La démarche limitée de consultation a malgré tout insufflé un élan au camp du OUI qui l’a conduit à l’orée d’une victoire. Le PQ avait toutefois commencé dès mars 1995 à glisser vers une troisième voie pour se rapprocher de l’Action démocratique du Québec (ADQ).

Une campagne trop faible contre les forces du statu quo

Jacques Parizeau a adressé un discours à saveur social-démocrate aux classes populaires. Ce fut un facteur très important pour rallier un fort courant au camp du OUI. Les discours et la publicité associaient ce camp à la paix, à une société écologique et féministe. On cherchait à l’identifier avec les aspirations à une société égalitaire, une société qui n’est pas seulement centrée sur les possédants. Ce fut la base de la remontée du OUI bien plus que les discours modérés et rassurants de Lucien Bouchard. Les discours n’ont cependant pas été accompagnés de véritables mobilisations populaires ni d’engagements réels en termes de projet de société. Ils se sont bornés à une reprise médiatique des aspirations populaires.

Le camp du OUI a par ailleurs sous-estimé les forces d’opposition au projet de souveraineté du Québec. Contrairement à ses attentes, tous les secteurs importants de la bourgeoisie québécoise se sont rangés dans le camp du NON. Même les entreprises dont le développement avait profité du soutien actif de l’État québécois ont emboîté le pas.

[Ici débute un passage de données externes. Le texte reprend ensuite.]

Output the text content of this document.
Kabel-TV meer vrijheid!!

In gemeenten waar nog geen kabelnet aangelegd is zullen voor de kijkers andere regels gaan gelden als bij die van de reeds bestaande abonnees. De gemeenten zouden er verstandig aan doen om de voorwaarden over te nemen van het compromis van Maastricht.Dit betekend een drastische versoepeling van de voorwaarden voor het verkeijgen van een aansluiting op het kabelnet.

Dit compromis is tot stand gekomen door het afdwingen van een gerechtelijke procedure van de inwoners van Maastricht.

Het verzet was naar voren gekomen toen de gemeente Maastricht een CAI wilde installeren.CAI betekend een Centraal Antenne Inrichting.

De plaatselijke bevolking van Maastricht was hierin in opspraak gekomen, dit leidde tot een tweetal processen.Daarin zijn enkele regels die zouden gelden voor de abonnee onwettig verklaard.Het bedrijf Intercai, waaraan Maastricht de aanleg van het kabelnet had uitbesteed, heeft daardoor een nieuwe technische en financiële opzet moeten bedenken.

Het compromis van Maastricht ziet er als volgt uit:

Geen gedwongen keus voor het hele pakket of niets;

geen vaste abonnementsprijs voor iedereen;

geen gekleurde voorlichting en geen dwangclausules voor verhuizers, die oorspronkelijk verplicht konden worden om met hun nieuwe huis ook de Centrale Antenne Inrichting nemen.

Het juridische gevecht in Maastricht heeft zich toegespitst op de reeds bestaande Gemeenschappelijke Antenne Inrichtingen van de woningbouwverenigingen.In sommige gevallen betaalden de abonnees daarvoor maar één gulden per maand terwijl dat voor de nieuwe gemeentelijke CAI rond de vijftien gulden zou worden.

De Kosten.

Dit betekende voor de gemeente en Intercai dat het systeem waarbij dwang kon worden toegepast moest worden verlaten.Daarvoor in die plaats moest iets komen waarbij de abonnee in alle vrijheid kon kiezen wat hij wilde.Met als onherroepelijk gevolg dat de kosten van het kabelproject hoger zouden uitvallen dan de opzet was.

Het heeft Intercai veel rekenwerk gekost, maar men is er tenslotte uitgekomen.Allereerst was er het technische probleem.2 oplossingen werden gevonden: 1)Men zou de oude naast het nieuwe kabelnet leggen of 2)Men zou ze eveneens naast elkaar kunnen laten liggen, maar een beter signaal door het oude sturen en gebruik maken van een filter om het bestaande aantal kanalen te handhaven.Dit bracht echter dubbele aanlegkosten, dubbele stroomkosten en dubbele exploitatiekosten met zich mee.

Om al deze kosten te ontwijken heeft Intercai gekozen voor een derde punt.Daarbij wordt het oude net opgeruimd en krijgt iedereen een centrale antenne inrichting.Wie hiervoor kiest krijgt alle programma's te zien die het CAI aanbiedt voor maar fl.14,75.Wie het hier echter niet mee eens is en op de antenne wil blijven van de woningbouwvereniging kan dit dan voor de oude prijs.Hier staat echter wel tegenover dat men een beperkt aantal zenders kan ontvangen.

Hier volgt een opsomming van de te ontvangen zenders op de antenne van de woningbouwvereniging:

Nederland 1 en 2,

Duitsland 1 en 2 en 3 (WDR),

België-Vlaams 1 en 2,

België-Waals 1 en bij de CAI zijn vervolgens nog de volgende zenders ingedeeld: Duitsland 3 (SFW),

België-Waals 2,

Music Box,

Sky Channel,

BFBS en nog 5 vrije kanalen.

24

Quant aux dirigeants canadiens, ils n’ont guère fait preuve d’un comportement démocratique. Ils n’ont reculé devant aucun moyen légal ou illégal pour empêcher la population du Québec de se prononcer librement. Avant le référendum, Jean Chrétien a même déclaré qu’il ne reconnaîtrait pas une victoire du OUI et il a d’ailleurs répété son refus après le référendum.

Le gouvernement américain n’a pas fait preuve de neutralité ; les dirigeants de tous les partis sont intervenus pour défendre l’unité canadienne. Bref, pour les chefs politiques canadiens et américains, la perspective d’une souveraineté même très limitée s’inscrivant dans un cadre libéral ou néolibéral était inacceptable.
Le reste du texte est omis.